How do you show that $\sigma(T_q) = \overline{\{q(t) : t \in [0,1]\}}$ for each $q \in B$?.
If $\lambda=q(s)$ for some $s\in[0,1]$, then $T_q 1_s=q 1_s=q(s) 1_s=\lambda 1_s$. Thus, $\lambda\in \sigma(T_q)$. As the spectrum of an operator is closed, it follows that $\overline{\{q(t)\mid t\in[0,1]\}}\subset \sigma(T_q)$.

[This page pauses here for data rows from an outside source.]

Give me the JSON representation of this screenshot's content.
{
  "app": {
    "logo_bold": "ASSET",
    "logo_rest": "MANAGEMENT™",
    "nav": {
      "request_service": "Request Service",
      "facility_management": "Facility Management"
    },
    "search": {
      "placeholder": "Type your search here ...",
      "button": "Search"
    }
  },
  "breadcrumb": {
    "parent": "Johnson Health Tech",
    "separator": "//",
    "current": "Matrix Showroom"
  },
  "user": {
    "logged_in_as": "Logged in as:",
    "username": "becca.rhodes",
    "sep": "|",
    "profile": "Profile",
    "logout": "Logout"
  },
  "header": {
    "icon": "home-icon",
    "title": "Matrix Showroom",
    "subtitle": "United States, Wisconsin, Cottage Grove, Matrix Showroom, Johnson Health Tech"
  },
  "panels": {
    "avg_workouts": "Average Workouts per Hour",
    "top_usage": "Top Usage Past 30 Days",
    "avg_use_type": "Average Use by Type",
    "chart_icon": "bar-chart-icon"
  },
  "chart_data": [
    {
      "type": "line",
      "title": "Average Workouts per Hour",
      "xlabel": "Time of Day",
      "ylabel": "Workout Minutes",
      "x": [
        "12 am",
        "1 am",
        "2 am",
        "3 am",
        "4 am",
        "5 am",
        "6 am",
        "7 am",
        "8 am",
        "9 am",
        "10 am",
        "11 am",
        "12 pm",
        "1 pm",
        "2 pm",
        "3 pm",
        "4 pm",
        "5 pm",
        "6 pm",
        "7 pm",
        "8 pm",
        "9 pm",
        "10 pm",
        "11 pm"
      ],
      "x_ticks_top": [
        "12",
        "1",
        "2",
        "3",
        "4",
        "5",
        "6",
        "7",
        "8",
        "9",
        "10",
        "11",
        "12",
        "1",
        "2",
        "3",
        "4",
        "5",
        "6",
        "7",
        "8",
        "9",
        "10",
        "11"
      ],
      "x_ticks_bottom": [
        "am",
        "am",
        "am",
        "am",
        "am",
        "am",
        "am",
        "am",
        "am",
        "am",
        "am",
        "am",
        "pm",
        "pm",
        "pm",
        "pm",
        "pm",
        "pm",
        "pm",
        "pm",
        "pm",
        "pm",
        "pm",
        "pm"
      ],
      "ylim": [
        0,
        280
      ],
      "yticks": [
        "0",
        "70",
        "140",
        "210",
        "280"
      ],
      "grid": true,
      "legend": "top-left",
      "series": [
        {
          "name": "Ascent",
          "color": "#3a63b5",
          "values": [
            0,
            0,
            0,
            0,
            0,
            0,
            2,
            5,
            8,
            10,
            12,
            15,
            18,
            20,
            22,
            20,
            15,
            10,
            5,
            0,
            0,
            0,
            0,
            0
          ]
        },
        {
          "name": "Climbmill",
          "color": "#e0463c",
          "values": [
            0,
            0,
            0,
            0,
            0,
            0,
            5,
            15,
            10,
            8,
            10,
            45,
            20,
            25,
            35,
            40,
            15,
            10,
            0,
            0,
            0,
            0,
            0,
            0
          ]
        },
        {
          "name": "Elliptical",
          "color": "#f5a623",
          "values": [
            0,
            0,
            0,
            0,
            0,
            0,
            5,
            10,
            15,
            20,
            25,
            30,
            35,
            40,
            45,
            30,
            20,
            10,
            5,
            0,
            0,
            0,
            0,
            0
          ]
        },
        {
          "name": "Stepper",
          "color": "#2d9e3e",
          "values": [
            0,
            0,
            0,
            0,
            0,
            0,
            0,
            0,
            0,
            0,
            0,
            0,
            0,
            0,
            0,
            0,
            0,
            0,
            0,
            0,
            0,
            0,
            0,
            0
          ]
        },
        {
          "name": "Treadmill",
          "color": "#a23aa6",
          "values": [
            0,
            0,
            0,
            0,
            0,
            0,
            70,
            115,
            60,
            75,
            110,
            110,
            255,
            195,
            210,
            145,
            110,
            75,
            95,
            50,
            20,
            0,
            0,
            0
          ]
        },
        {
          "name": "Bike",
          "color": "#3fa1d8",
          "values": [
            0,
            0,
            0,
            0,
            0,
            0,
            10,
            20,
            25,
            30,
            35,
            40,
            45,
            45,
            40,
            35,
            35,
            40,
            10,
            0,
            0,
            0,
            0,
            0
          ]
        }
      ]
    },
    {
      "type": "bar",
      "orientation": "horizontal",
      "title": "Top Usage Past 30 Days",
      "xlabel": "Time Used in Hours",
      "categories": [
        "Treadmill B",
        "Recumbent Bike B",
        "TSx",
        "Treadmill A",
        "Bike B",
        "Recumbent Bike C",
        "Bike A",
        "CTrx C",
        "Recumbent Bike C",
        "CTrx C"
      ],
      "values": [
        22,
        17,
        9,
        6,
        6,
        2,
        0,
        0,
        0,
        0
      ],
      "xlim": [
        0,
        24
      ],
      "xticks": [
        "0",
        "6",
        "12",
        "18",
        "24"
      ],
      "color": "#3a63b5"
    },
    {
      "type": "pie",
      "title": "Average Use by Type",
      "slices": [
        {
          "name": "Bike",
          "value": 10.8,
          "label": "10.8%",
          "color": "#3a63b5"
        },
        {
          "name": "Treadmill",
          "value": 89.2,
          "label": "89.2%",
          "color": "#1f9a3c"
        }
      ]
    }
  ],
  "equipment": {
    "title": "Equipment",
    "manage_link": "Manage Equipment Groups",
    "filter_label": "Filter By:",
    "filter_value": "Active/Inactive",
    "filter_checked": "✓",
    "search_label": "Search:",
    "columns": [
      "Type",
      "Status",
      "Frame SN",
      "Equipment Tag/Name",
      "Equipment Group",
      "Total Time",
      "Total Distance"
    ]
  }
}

If $\lambda\notin\overline{\{q(t)\mid t\in[0,1]\}}$, let $\phi=\frac 1{q-\lambda}$. Since $\lambda\notin\overline{\{q(t)\mid t\in[0,1]\}}$, we have $d:=\inf\{|\lambda-q(t)|\colon t\in[0,1]\}>0$. Thus, $|\phi(t)|\leq \frac 1 d$ for all $t\in [0,1]$. Hence $T_\phi$ is bounded, and it is easy to see that $(T_q-\lambda)M_\phi=T_\phi(T_q-\lambda)=\mathrm{id}$. This settles $\sigma(T_q)\subset \overline{\{q(t)\mid t\in[0,1]\}}$.